Andy Murray: Fergie's advice is welcome, but he won't be joining my team
Published 30/06/2014 | 22:24
Andy Murray will head into a Wimbledon quarter-final against Grigor Dimitrov with advice from Sir Alex Ferguson safely stored away.
The former Manchester United manager watched Murray beat Kevin Anderson 6-4 6-3 7-6 (8/6) from the Royal Box and the pair met for a quick chat afterwards.
Murray met Ferguson for the first time at the US Open two years ago, with Ferguson joining Murray's support camp for his maiden grand slam triumph.
Ferguson was also at Wimbledon last year when Murray fought back from two sets down to beat Fernando Verdasco, the British number one describing Ferguson's advice as "gold dust".
He was unable to be at the final for Murray's historic triumph over Novak Djokovic, though, because he was on a cruise around the Scottish islands.
After beating Anderson, Murray said: "I chatted to him for a few minutes after the match. Not for long, but just immediately when I came off the court. We stay in contact throughout the year.
"We chat about a lot of things. We talked about my match today, spoke about football, the World Cup a little bit.
"Then he just said a few things, what he's observed when he's been watching me, not necessarily about technical or tactical things, but more mental things, how you respond to tough or tight situations.
"Obviously you're going to listen to someone like him. He's witnessed a lot of big and tight sporting occasions. He obviously knows his stuff."
Murray, though, dismissed a suggestion he might take on Ferguson as an adviser in a more formal scenario.

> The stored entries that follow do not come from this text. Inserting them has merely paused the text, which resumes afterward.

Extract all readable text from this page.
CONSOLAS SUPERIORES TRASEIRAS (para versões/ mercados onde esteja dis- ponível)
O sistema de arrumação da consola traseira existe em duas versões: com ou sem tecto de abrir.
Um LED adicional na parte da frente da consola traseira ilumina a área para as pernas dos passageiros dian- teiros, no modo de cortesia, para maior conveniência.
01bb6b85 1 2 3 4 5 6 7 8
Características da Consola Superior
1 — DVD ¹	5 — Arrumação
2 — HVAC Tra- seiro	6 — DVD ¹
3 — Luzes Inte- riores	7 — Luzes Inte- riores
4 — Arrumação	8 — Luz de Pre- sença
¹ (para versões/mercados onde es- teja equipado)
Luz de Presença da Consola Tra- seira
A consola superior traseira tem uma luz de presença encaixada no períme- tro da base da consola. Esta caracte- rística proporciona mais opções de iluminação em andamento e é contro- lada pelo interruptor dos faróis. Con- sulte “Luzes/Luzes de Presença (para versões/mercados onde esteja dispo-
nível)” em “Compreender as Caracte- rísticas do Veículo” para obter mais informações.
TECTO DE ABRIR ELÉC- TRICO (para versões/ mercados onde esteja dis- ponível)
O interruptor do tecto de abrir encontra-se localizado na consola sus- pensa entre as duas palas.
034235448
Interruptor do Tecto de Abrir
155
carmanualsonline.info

"He's someone I would obviously talk to if something came up that I felt I could benefit from speaking to him about," Murray said of his fellow Scot.
"But I wouldn't see myself employing him or offering him a job within my team."
Anderson provided Murray's stiffest test so far, the third seed having to save a set point in the third-set tie-break.
The defending champion still has not yet dropped a set but may do well to maintain that record against 11th seed Dimitrov, who succeeded Murray as Queen's Club champion and is having the best season of his career.
The Bulgarian has begun to live up to the talent that has always been obvious and is through to his second grand slam quarter-final.
Murray said: "It's a step up because it's one round further, and the guys that are in the quarter-finals are going to be playing top tennis.
"He obviously won Queen's a couple weeks ago. He likes the grass courts. It's a big opportunity for him, as well, playing on the Centre Court. Hopefully we can play a good match."
Murray is through to his seventh successive Wimbledon quarter-final having maintained the form that carried him untroubled through the first week.
At a set and 3-0 up Murray looked in total control, but at that point it began to rain and the roof was deployed.
Indoors, Anderson was more of a threat, and Murray had to fight off a break point that would have made it 3-3 in the second set.
The Scot then upped his game again to tighten his grip on the match, but he was unable to break the Anderson serve in the third set despite having five chances in the eighth game.
It was the South African 20th seed, making his Centre Court debut, who had the first set point in the tie-break but Murray saved it with a big serve and then clinched victory on his first chance.
Murray said: "Obviously everything was going my way when we stopped and then it's different conditions. Most players will tell you that there's a big difference between playing indoors and outdoors. It changes the way the court plays.
"He started hitting the ball cleaner. I started off a bit tentative when we came back out. But I still did well. I still created loads of chances and just couldn't quite get them.
"I created many chances, gave him few opportunities - that's what you need to do in grass-court tennis. You don't always break. But if you keep putting them under enough pressure, you're going to get through in the end."
The roof had been opened before the match after earlier rain, and Murray backed the decision to start play outside.
He said: "They should always try to play with the roof open because it's an outdoor event. I think we need to give the players the opportunity to play outdoors as long as possible.
"When it does rain, and it's going to be there for a while, they obviously need to close it. But we played for an hour and 20 minutes or 30 minutes outdoors. It wasn't like it was just five or 10 minutes."
Murray has maintained an intense focus throughout the tournament, making a big effort not to allow his opponents back into matches with any lapses.
He was pleased to have come through his first moments of concern, saying: "It's good.
"I knew I was going to get tested at some stage. And today I was pushed, especially in the middle part of that second set, then obviously later on in the third there were some tight moments.
"But I handled them fairly well. It was a good match.